Depression and Osteoporosis: A Mendelian Randomization Study

• Published in: Calcified tissue international Vol. 109; no. 6; pp. 675 - 684
• Main Authors: He, Bin, Lyu, Qiong, Yin, Lifeng, Zhang, Muzi, Quan, Zhengxue, Ou, Yunsheng
• Format: Journal Article
• Language: English
• Published: New York Springer US 01.12.2021; Springer Nature B.V
• Subjects: Biochemistry; Biomedical and Life Sciences; Bone Density - genetics; Bone mineral density; Cell Biology; Depression; Endocrinology; Forearm; Fractures; Genetic analysis; Genetic diversity; Genome-Wide Association Study; Genomes; Humans; Life Sciences; Mendelian Randomization Analysis; Original Research; Orthopedics; Osteoporosis; Osteoporosis - epidemiology; Osteoporosis - genetics; Polymorphism, Single Nucleotide; Sensitivity analysis; Spine (lumbar); Osteoporosis; Depression; Fracture; Mendelian randomization study
• ISSN: 0171-967X; 1432-0827; 1432-0827
• DOI: 10.1007/s00223-021-00886-5

Observational studies suggest a link between depression and osteoporosis, but these may be subject to confounding and reverse causality. In this two-sample Mendelian randomization analysis, we included the large meta-analysis of genome-wide association studies for depression among 807,553 individuals (246,363 cases and 561,190 controls) of European descent, the large meta-analysis to identify genetic variants associated with femoral neck bone mineral density (FN-BMD), forearm BMD (FA-BMD) and lumbar spine BMD (LS-BMD) among 53,236 individuals of European ancestry, and the GWAS summary data of heel BMD (HE-BMD) and fracture among 426,824 individuals of European ancestry.
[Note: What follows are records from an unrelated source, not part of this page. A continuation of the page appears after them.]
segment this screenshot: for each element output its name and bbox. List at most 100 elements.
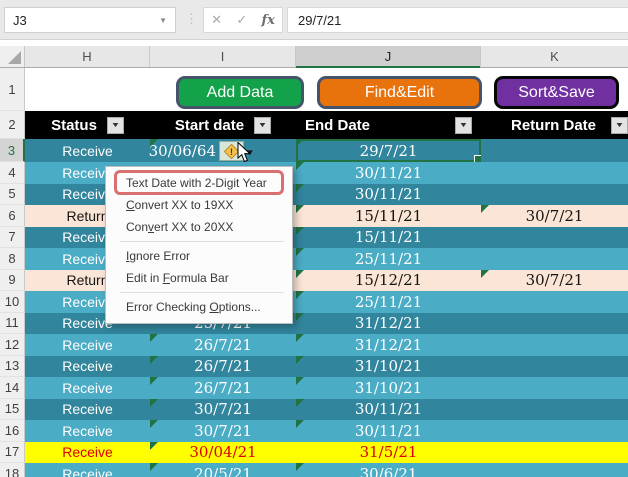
name-box[interactable]: J3 ▼ [4,7,176,33]
column-header-k[interactable]: K [481,46,628,67]
cell-K9[interactable]: 30/7/21 [481,270,628,292]
cell-K18[interactable] [481,463,628,477]
row-header-14[interactable]: 14 [0,377,25,399]
cell-I15[interactable]: 30/7/21 [150,399,296,421]
cell-K12[interactable] [481,334,628,356]
filter-button[interactable]: ▼ [254,117,271,134]
cancel-icon[interactable]: ✕ [211,12,222,28]
table-row: 9Return15/12/2130/7/21 [0,270,628,292]
cell-K8[interactable] [481,248,628,270]
cell-I17[interactable]: 30/04/21 [150,442,296,464]
table-row: 15Receive30/7/2130/11/21 [0,399,628,421]
menu-item-text-date-with-2-digit-year[interactable]: Text Date with 2-Digit Year [106,172,292,194]
table-row: 18Receive20/5/2130/6/21 [0,463,628,477]
cell-J3[interactable]: 29/7/21 [296,139,481,162]
menu-separator [120,292,284,293]
macro-button-sort-save[interactable]: Sort&Save [494,76,619,109]
table-row: 10Receive25/11/21 [0,291,628,313]
cell-K7[interactable] [481,227,628,249]
select-all-corner[interactable] [0,46,25,67]
row-header-3[interactable]: 3 [0,139,25,162]
row-header-1[interactable]: 1 [0,68,25,111]
filter-button[interactable]: ▼ [107,117,124,134]
cell-J16[interactable]: 30/11/21 [296,420,481,442]
cell-H17[interactable]: Receive [25,442,150,464]
filter-button[interactable]: ▼ [455,117,472,134]
cell-H3[interactable]: Receive [25,139,150,162]
row-header-13[interactable]: 13 [0,356,25,378]
cell-K11[interactable] [481,313,628,335]
cell-J15[interactable]: 30/11/21 [296,399,481,421]
cell-K14[interactable] [481,377,628,399]
filter-dropdown-icon: ▼ [111,122,121,129]
row-header-4[interactable]: 4 [0,162,25,184]
cell-H14[interactable]: Receive [25,377,150,399]
cell-I12[interactable]: 26/7/21 [150,334,296,356]
cell-J10[interactable]: 25/11/21 [296,291,481,313]
cell-I14[interactable]: 26/7/21 [150,377,296,399]
row-header-7[interactable]: 7 [0,227,25,249]
column-header-h[interactable]: H [25,46,150,67]
macro-button-add-data[interactable]: Add Data [176,76,304,109]
cell-H13[interactable]: Receive [25,356,150,378]
row-header-2[interactable]: 2 [0,111,25,139]
cell-H12[interactable]: Receive [25,334,150,356]
row-header-12[interactable]: 12 [0,334,25,356]
filter-dropdown-icon: ▼ [615,122,625,129]
name-box-dropdown-icon[interactable]: ▼ [159,16,167,25]
cell-K4[interactable] [481,162,628,184]
row-header-15[interactable]: 15 [0,399,25,421]
excel-window: J3 ▼ ⋮ ✕ ✓ fx 29/7/21 HIJK 12Status▼Star… [0,0,628,477]
cell-J8[interactable]: 25/11/21 [296,248,481,270]
cell-H18[interactable]: Receive [25,463,150,477]
row-header-8[interactable]: 8 [0,248,25,270]
filter-button[interactable]: ▼ [611,117,628,134]
cell-K5[interactable] [481,184,628,206]
cell-I13[interactable]: 26/7/21 [150,356,296,378]
formula-input[interactable]: 29/7/21 [287,7,628,33]
cell-K16[interactable] [481,420,628,442]
row-header-6[interactable]: 6 [0,205,25,227]
cell-J11[interactable]: 31/12/21 [296,313,481,335]
table-row: 5Receive30/11/21 [0,184,628,206]
cell-J18[interactable]: 30/6/21 [296,463,481,477]
cell-J6[interactable]: 15/11/21 [296,205,481,227]
cell-K10[interactable] [481,291,628,313]
cell-J7[interactable]: 15/11/21 [296,227,481,249]
cell-J17[interactable]: 31/5/21 [296,442,481,464]
row-header-5[interactable]: 5 [0,184,25,206]
row-header-17[interactable]: 17 [0,442,25,464]
menu-item-error-checking-options[interactable]: Error Checking Options... [106,296,292,318]
menu-item-edit-in-formula-bar[interactable]: Edit in Formula Bar [106,267,292,289]
cell-J4[interactable]: 30/11/21 [296,162,481,184]
cell-K17[interactable] [481,442,628,464]
cell-I16[interactable]: 30/7/21 [150,420,296,442]
cell-K15[interactable] [481,399,628,421]
cell-J14[interactable]: 31/10/21 [296,377,481,399]
row-header-9[interactable]: 9 [0,270,25,292]
row-header-11[interactable]: 11 [0,313,25,335]
cell-J12[interactable]: 31/12/21 [296,334,481,356]
menu-item-convert-xx-to-20xx[interactable]: Convert XX to 20XX [106,216,292,238]
cell-K3[interactable] [481,139,628,162]
menu-item-label: Error Checking Options... [126,300,261,314]
enter-icon[interactable]: ✓ [236,12,247,28]
cell-H16[interactable]: Receive [25,420,150,442]
cell-K13[interactable] [481,356,628,378]
column-header-j[interactable]: J [296,46,481,67]
cell-J9[interactable]: 15/12/21 [296,270,481,292]
cell-I18[interactable]: 20/5/21 [150,463,296,477]
menu-item-label: Convert XX to 20XX [126,220,233,234]
cell-J5[interactable]: 30/11/21 [296,184,481,206]
insert-function-icon[interactable]: fx [262,13,275,28]
cell-H15[interactable]: Receive [25,399,150,421]
macro-button-find-edit[interactable]: Find&Edit [317,76,482,109]
column-header-i[interactable]: I [150,46,296,67]
menu-item-convert-xx-to-19xx[interactable]: Convert XX to 19XX [106,194,292,216]
row-header-18[interactable]: 18 [0,463,25,477]
row-header-10[interactable]: 10 [0,291,25,313]
row-header-16[interactable]: 16 [0,420,25,442]
cell-K6[interactable]: 30/7/21 [481,205,628,227]
menu-item-ignore-error[interactable]: Ignore Error [106,245,292,267]
cell-J13[interactable]: 31/10/21 [296,356,481,378]
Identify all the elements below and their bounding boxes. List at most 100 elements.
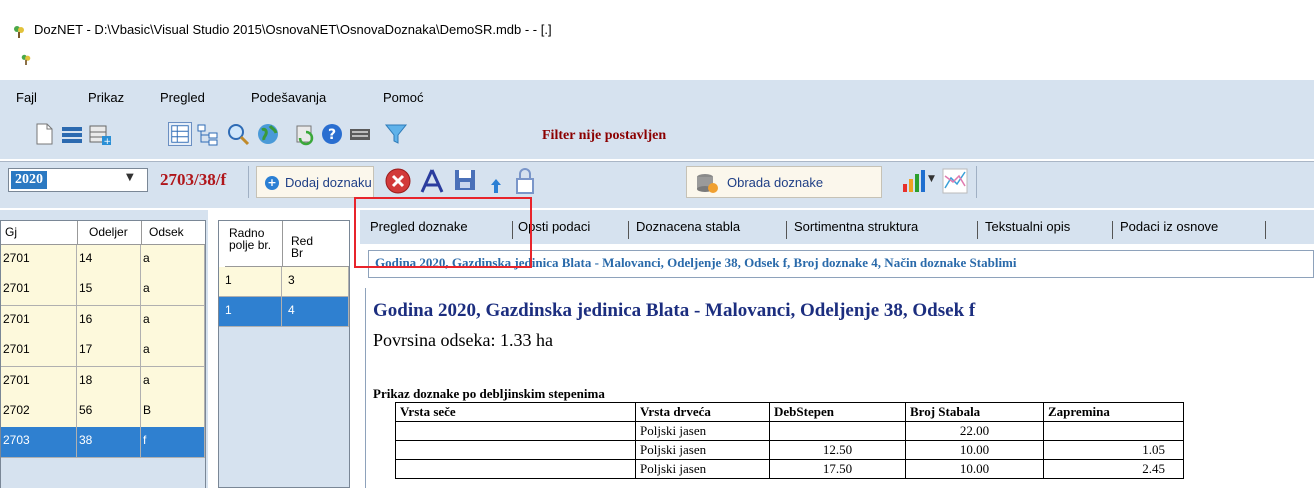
grid-cell[interactable]: a — [141, 305, 205, 337]
tab-tekstualni-opis[interactable]: Tekstualni opis — [985, 219, 1070, 234]
add-table-icon[interactable]: + — [88, 122, 112, 146]
col-vrsta-sece: Vrsta seče — [395, 402, 636, 422]
grid-cell[interactable]: 16 — [77, 305, 141, 337]
highlight-box — [354, 197, 532, 268]
tab-divider — [977, 221, 978, 239]
col-odeljenje[interactable]: Odeljer — [89, 225, 128, 239]
grid-cell[interactable]: a — [141, 275, 205, 307]
report-cell: 12.50 — [769, 440, 906, 460]
refresh-icon[interactable] — [294, 122, 318, 146]
app-tree-icon — [14, 26, 24, 38]
tab-divider — [1265, 221, 1266, 239]
grid-cell[interactable]: 17 — [77, 336, 141, 368]
svg-text:?: ? — [328, 127, 336, 143]
menu-pregled[interactable]: Pregled — [160, 90, 205, 105]
filter-status: Filter nije postavljen — [542, 128, 667, 143]
col-debstepen: DebStepen — [769, 402, 906, 422]
report-cell — [395, 421, 636, 441]
menu-prikaz[interactable]: Prikaz — [88, 90, 124, 105]
arrow-up-icon[interactable] — [488, 176, 504, 196]
tab-sortimentna-struktura[interactable]: Sortimentna struktura — [794, 219, 918, 234]
grid-cell[interactable]: 2701 — [1, 245, 77, 276]
report-table-header: Vrsta seče Vrsta drveća DebStepen Broj S… — [395, 402, 1184, 422]
col-divider — [141, 221, 142, 245]
grid-cell[interactable]: 1 — [219, 267, 282, 297]
report-cell — [1043, 421, 1184, 441]
grid-cell[interactable]: 2702 — [1, 397, 77, 428]
grid-cell[interactable]: B — [141, 397, 205, 428]
report-cell — [395, 459, 636, 479]
grid-cell[interactable]: 2701 — [1, 305, 77, 337]
grid-cell[interactable]: 4 — [282, 297, 349, 327]
process-doznaka-label: Obrada doznake — [727, 175, 824, 190]
grid-cell[interactable]: 2701 — [1, 336, 77, 368]
report-heading: Godina 2020, Gazdinska jedinica Blata - … — [373, 300, 976, 321]
report-cell: Poljski jasen — [635, 440, 770, 460]
grid-icon[interactable] — [168, 122, 192, 146]
report-cell: 10.00 — [905, 440, 1044, 460]
grid-cell[interactable]: f — [141, 427, 205, 459]
grid-cell[interactable]: 2701 — [1, 275, 77, 307]
line-chart-icon[interactable] — [942, 168, 968, 194]
tab-divider — [628, 221, 629, 239]
add-doznaka-button[interactable]: + Dodaj doznaku — [256, 166, 374, 198]
grid-cell[interactable]: 15 — [77, 275, 141, 307]
grid-empty-area — [1, 458, 205, 488]
record-code-label: 2703/38/f — [160, 170, 227, 189]
bar-chart-icon[interactable] — [900, 168, 926, 194]
tab-divider — [1112, 221, 1113, 239]
col-odsek[interactable]: Odsek — [149, 225, 184, 239]
process-doznaka-button[interactable]: Obrada doznake — [686, 166, 882, 198]
menu-pomoc[interactable]: Pomoć — [383, 90, 423, 105]
col-vrsta-drveca: Vrsta drveća — [635, 402, 770, 422]
menu-podesavanja[interactable]: Podešavanja — [251, 90, 326, 105]
report-cell: Poljski jasen — [635, 421, 770, 441]
report-cell: Poljski jasen — [635, 459, 770, 479]
report-area: Povrsina odseka: 1.33 ha — [373, 330, 553, 350]
title-bar: DozNET - D:\Vbasic\Visual Studio 2015\Os… — [0, 0, 1314, 80]
grid-cell[interactable]: 18 — [77, 366, 141, 398]
grid-cell[interactable]: 56 — [77, 397, 141, 428]
toolbar-divider — [976, 166, 977, 198]
tab-podaci-iz-osnove[interactable]: Podaci iz osnove — [1120, 219, 1218, 234]
grid-cell[interactable]: 1 — [219, 297, 282, 327]
grid-cell[interactable]: 38 — [77, 427, 141, 459]
help-icon[interactable]: ? — [320, 122, 344, 146]
keyboard-icon[interactable] — [348, 122, 372, 146]
col-red-br[interactable]: Red Br — [291, 235, 321, 259]
tab-doznacena-stabla[interactable]: Doznacena stabla — [636, 219, 740, 234]
grid-cell[interactable]: a — [141, 366, 205, 398]
report-row: Poljski jasen 12.50 10.00 1.05 — [395, 440, 1184, 460]
row-header-corner — [219, 221, 225, 267]
year-value[interactable]: 2020 — [11, 171, 47, 189]
grid-cell[interactable]: a — [141, 336, 205, 368]
new-document-icon[interactable] — [32, 122, 56, 146]
filter-icon[interactable] — [384, 122, 408, 146]
radno-polje-grid[interactable]: Radno polje br. Red Br 1314 — [218, 220, 350, 488]
plus-circle-icon: + — [265, 176, 279, 190]
delete-icon[interactable] — [384, 167, 412, 195]
compass-icon[interactable] — [418, 167, 446, 195]
odsek-grid[interactable]: Gj Odeljer Odsek 2701 14 a 2701 15 a 2701 16 a 27… — [0, 220, 206, 488]
report-cell: 1.05 — [1043, 440, 1184, 460]
tab-divider — [786, 221, 787, 239]
magnifier-icon[interactable] — [226, 122, 250, 146]
window-title: DozNET - D:\Vbasic\Visual Studio 2015\Os… — [34, 22, 552, 37]
list-icon[interactable] — [60, 122, 84, 146]
grid-cell[interactable]: 3 — [282, 267, 349, 297]
save-icon[interactable] — [452, 167, 478, 193]
menu-fajl[interactable]: Fajl — [16, 90, 37, 105]
dropdown-icon[interactable]: ▼ — [928, 174, 935, 184]
grid-cell[interactable]: 2703 — [1, 427, 77, 459]
report-cell: 22.00 — [905, 421, 1044, 441]
chevron-down-icon[interactable]: ▼ — [126, 172, 134, 183]
report-section-title: Prikaz doznake po debljinskim stepenima — [373, 386, 605, 401]
globe-icon[interactable] — [256, 122, 280, 146]
grid-cell[interactable]: 14 — [77, 245, 141, 276]
grid-cell[interactable]: 2701 — [1, 366, 77, 398]
col-gj[interactable]: Gj — [5, 225, 17, 239]
grid-cell[interactable]: a — [141, 245, 205, 276]
tree-icon[interactable] — [196, 122, 220, 146]
col-radno-polje[interactable]: Radno polje br. — [229, 227, 273, 251]
lock-icon[interactable] — [514, 166, 536, 196]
The results revealed that genetic predisposition towards depression showed no causal effect on FA-BMD (beta-estimate: 0.091, 95% confidence interval [CI] − 0.088 to 0.269, SE:0.091, P value = 0.320), FN-BMD (beta-estimate: 0.066, 95% CI − 0.016 to 0.148, SE:0.042, P value = 0.113), LS-BMD (beta-estimate: 0.074, 95% CI − 0.029 to 0.177, SE:0.052, P value = 0.159), HE-BMD (beta-estimate: 0.009, 95% CI − 0.043 to 0.061, SE:0.027, P value = 0.727), or fracture (beta-estimate: 0.008, 95% CI − 0.071 to 0.087, SE:0.041, P value = 0.844). These results were also confirmed by multiple sensitivity analyses. Contrary to the findings of observational studies, our results do not reveal a causal role of depression in osteoporosis or fracture.